In 1921 at five years old I became a pupil at Hermitage Park Primary School which was situated at the back of our tenement block so I too came home for lunch each day. It was a happy little school and I was there until was nine years old. One of the school governors was Captain Wedgewood Benn MP DSO DFC a returned hero of WW1. Father of the Rt Hon Anthony Wedgewood Benn of today, he was then a Liberal but switched to Labour and in 1927 became Secretary of State for India. His signature appears in the School Diary on more than one occasion.
In 1925 we moved to Mayfield Road,Newington, a suburb on the south side of Edinburgh. In the following year I became a pupil at George Heriot's School, Edinburgh and daily joined the mile long river of boys and girls who walked to George Watson's boys College, then on the Meadows, and to their girls College in George Square. At the top of the Meadows, facing Edinburgh Royal Infirmary in Lauriston Place, was George Heriot's School for boys.
I was a Wolf Cub and later a Boy Scout in the 75th Newington Troop but in 1930, as soon as I was old enough I became a cadet in George Heriot's School contingent of the Officers Training Corps. We wore the uniform, with kilt, sporran and glengarry bonnet, of the Royal Scots, to whom we were affiliated. I much enjoyed the OTC, particularly the Pipe Band, in which I became a Sergeant and Leading Drummer. I passed the Certificate "A"Infantry examinations.

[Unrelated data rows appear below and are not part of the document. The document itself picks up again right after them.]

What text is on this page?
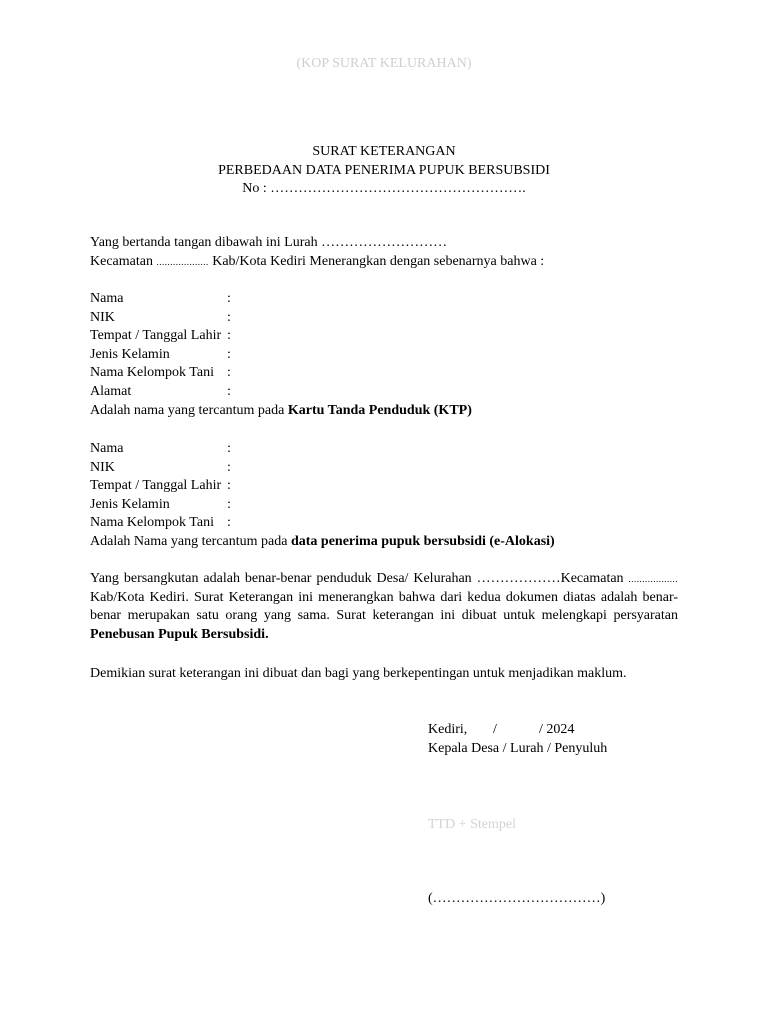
(KOP SURAT KELURAHAN)
SURAT KETERANGAN
PERBEDAAN DATA PENERIMA PUPUK BERSUBSIDI
No : ……………………………………………….
Yang bertanda tangan dibawah ini Lurah ………………………
Kecamatan ................... Kab/Kota Kediri Menerangkan dengan sebenarnya bahwa :
Nama	:
NIK	:
Tempat / Tanggal Lahir :
Jenis Kelamin	:
Nama Kelompok Tani :
Alamat	:
Adalah nama yang tercantum pada Kartu Tanda Penduduk (KTP)
Nama	:
NIK	:
Tempat / Tanggal Lahir :
Jenis Kelamin	:
Nama Kelompok Tani :
Adalah Nama yang tercantum pada data penerima pupuk bersubsidi (e-Alokasi)
Yang bersangkutan adalah benar-benar penduduk Desa/ Kelurahan ………………Kecamatan .................. Kab/Kota Kediri. Surat Keterangan ini menerangkan bahwa dari kedua dokumen diatas adalah benar-benar merupakan satu orang yang sama. Surat keterangan ini dibuat untuk melengkapi persyaratan Penebusan Pupuk Bersubsidi.
Demikian surat keterangan ini dibuat dan bagi yang berkepentingan untuk menjadikan maklum.
Kediri, /	/ 2024
Kepala Desa / Lurah / Penyuluh
TTD + Stempel
(………………………………)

Shortly after leaving School in the summer of 1934
I commenced my training as a professional engineer at the Heriot Watt College (now University) and joined the Royal Engineers Contingent of Edinburgh University Officers Training Corps. There I passed Certificate "B" (Royal Engineers) which entitled one to consideration for a commission in the event of war.
I led a full and enjoyable school and college life, meeting my future wife Marjory when we were both members of an intercollegiate committee.She was a wonderful dancer and we made good use of the two remaining golden years of peacetime.
My first contribution to the People's War archives has already been submitted in the form of my wife's article "Marjory's War". Further items under the general title "Marching on to Laffan's Plain" will outline my own prosaic experiences as an officer of the Corps of Royal Engineers -`"The Sappers", first in the UK, then for nearly four years with the imperial Indian Army in Central India, Ceylon (Sri Lanka) and the Burma campaign.